İslam’da büyük bir yeri olan hadislerin zaman içerisinde şekil değiştirmesi ya da bozulmasını engellemek için çalışmalar yapılmıştır. Bunun yanı sıra hadislerin sahih olup olmadığını anlayabilmek için çeşitli kaynak kitaplardan yararlanmak gerekir.
Raviler Tarihi, Cerh ve Ta'dil, Hadislerin Vürud Sebepleri ve Muhtelifu'l-Hadis gibi ilimler hadis kitaplarının güvenirliliğini takip etmektedir.

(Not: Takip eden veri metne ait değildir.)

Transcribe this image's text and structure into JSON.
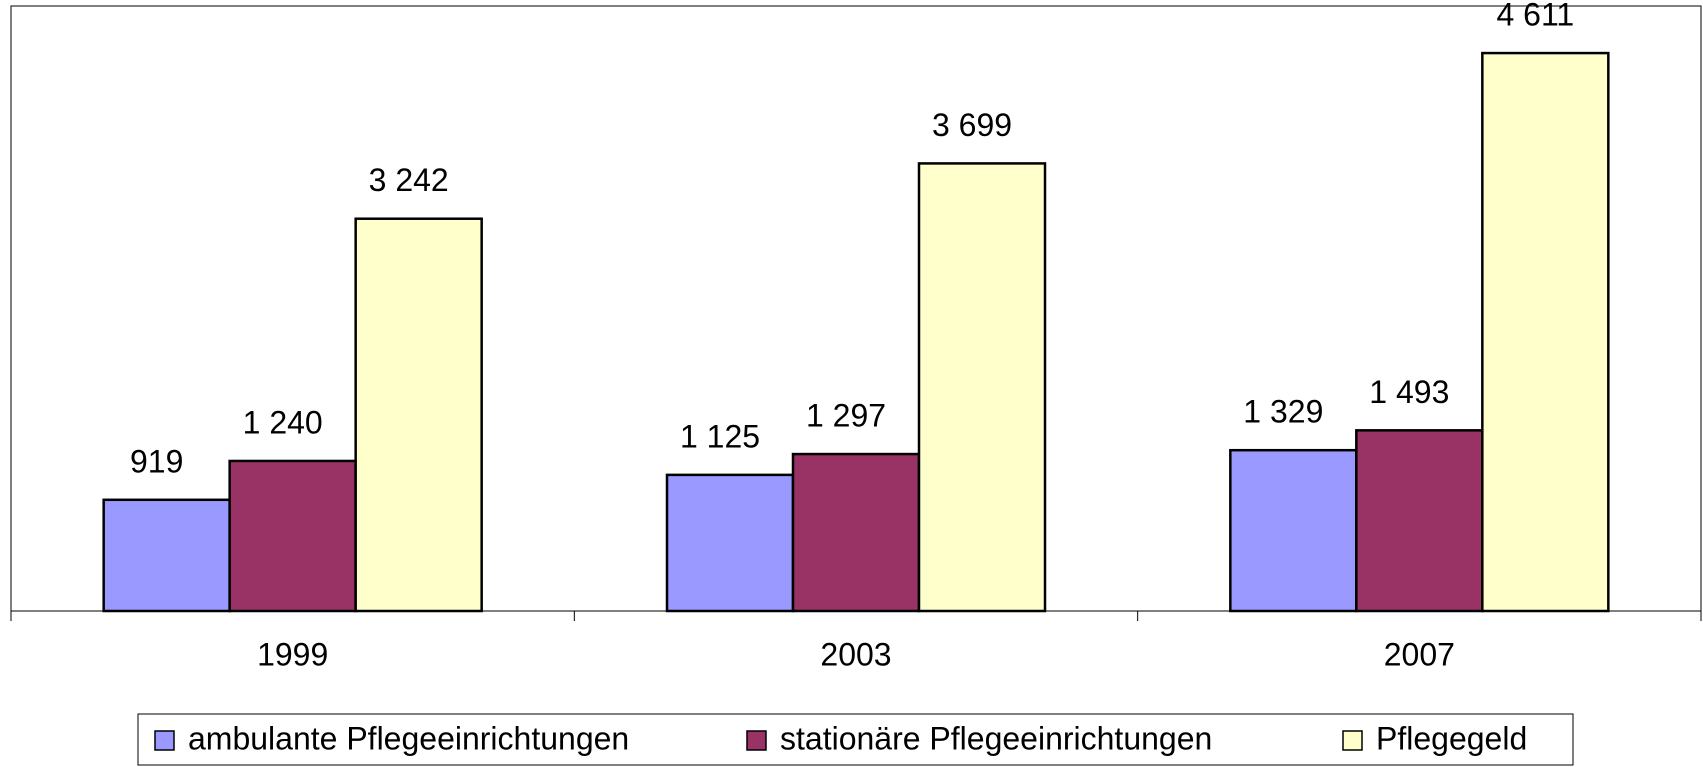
{
  "chart_data": {
    "type": "bar",
    "categories": [
      "1999",
      "2003",
      "2007"
    ],
    "series": [
      {
        "name": "ambulante Pflegeeinrichtungen",
        "color": "#9999ff",
        "values": [
          919,
          1125,
          1329
        ],
        "value_labels": [
          "919",
          "1 125",
          "1 329"
        ]
      },
      {
        "name": "stationäre Pflegeeinrichtungen",
        "color": "#993366",
        "values": [
          1240,
          1297,
          1493
        ],
        "value_labels": [
          "1 240",
          "1 297",
          "1 493"
        ]
      },
      {
        "name": "Pflegegeld",
        "color": "#ffffcc",
        "values": [
          3242,
          3699,
          4611
        ],
        "value_labels": [
          "3 242",
          "3 699",
          "4 611"
        ]
      }
    ],
    "ylim": [
      0,
      5000
    ],
    "legend": "bottom"
  }
}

Diyanet İşleri Başkanlığının hadis konusu bakımından açıklaması da şu şekildedir.
Hz. Peygamber (s.a.s) 'in hadislerini konu alan eski deyimiyle ilm-i hadis veya ilmu'l-hadîs, Türkçesi Hadis İlmi, İslâm alimleri, bilhassa muhaddisler tarafından değişik şekillerde tarif edilmiştir. Hadis ilminin ilimlerin en önemlilerinden biri oluşunun delili, İslâm Şeri'atının Kur'ân-ı Kerim ile Hz. Peygamber'den rivayet edilen sünnetlere dayanması, fıkhî hükümlerden çoğunun Sünnet etrafında dönmesidir; zira fürû'a dair ayetlerin ekseriyeti mücmeldir.